MANSUR YAVAŞ'A ELEŞTİRİ
Öte yandan Buldan, Ankara Büyükşehir Belediye Başkanı Mansur Yavaş'ın Vanlı bir yurttaşın "Selahattin Demirtaş'ı istiyoruz" ifadesine karşılık "İnşallah" demediğine yönelik ABB'den yapılan açıklamaya tepki gösterdi. Buldan, "Kimse sizin inşallahınıza kalmadı, maşallah halkımızın da bizim de sizin önünüze geçecek gücümüz de sözümüz de var, bu bize yeter artar!" dedi.
NE OLMUŞTU?
Yavaş'ın, Van'daki esnaf ziyareti sırasında bir vatandaşın kendisine "Bizi bu dertten kurtarın. Selahattin Demirtaş’ı da istiyoruz" demesi üzerine "İnşallah" dediği duyulmuştu. Daha sonra ABB Basın'dan yapılan açıklamada, "Sayın Başkan, yüzlerce insanın bulunduğu gürültülü ortamda yönetimsel şikâyetini dile getiren bir kişiye sıkça ‘inşallah’ sözüyle yanıt vermiştir. Özellikle ‘Selahattin Demirtaş'ı istiyoruz’ sözüne bu yanıtın verildiği şeklindeki manipülatif haberler gerçeği yansıtmamaktadır… Hal böyle iken özel demeç verilmiş gibi atılan başlıklar, kesilip biçilen videolar ve dev bir trol organizasyonu ile yapılan suni algılar, gerçeğin karşısında hapsolmaya mahkûmdur" denilmişti.

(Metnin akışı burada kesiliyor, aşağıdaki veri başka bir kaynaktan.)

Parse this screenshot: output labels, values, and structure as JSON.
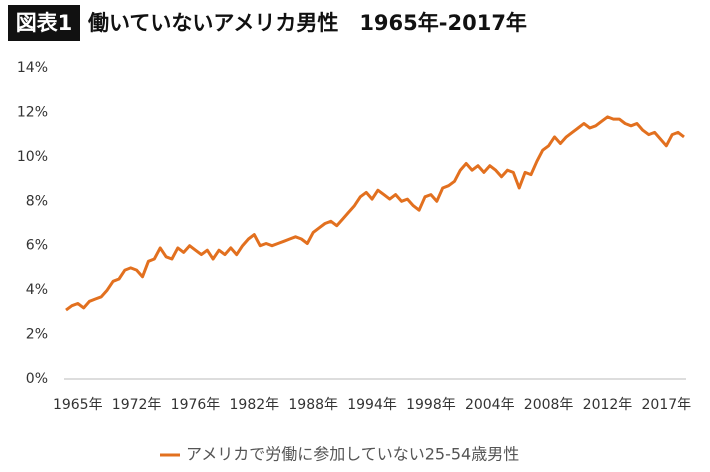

Buldan'ın konuşmasından öne çıkan satırlar şu şekilde:
“29 Mayıs, karanlık bir tarihin, Çorum katliamının yıldönümüydü. 1938’de Dersim’de başlayan, Maraş, Çorum, Sivas ve Gazi’yle devam eden Alevi katliamlarını unutmadık, unutturmayacağız. Yüzleşme ve adalet mücadelemizden vazgeçmedik, asla vazgeçmeyeceğiz. Alevi toplumunun eşit yurttaşlık hakları kabul edilinceye, halklar ve inançlar üzerindeki baskıcı, ayrımcı uygulamalar son buluna kadar adalet, eşitlik, barış ve demokrasi mücadelemizi yılmadan sürdüreceğiz. Bir kez daha Çorum başta olmak üzere katledilen tüm Alevi canları şükranla, minnetle anmak istiyorum. 2 Haziran’da hasretin, sevdanın ve umudun şairi Ahmed Arif’in, 3 Haziran’da güzel günlerin yolcusun sevgili Nazım Hikmet’in ölüm yıl dönümleri; saygıyla, minnetle, şükranla ve özlemle anıyorum. Yine 3 Haziran, aynı zamanda Kürt iş insanları Savaş Buldan, Adnan Yıldırım ve Hacı Karay’ın ölüm yıl dönümleri; buradan onları da sevgiyle, minnetle, şükranla anıyorum."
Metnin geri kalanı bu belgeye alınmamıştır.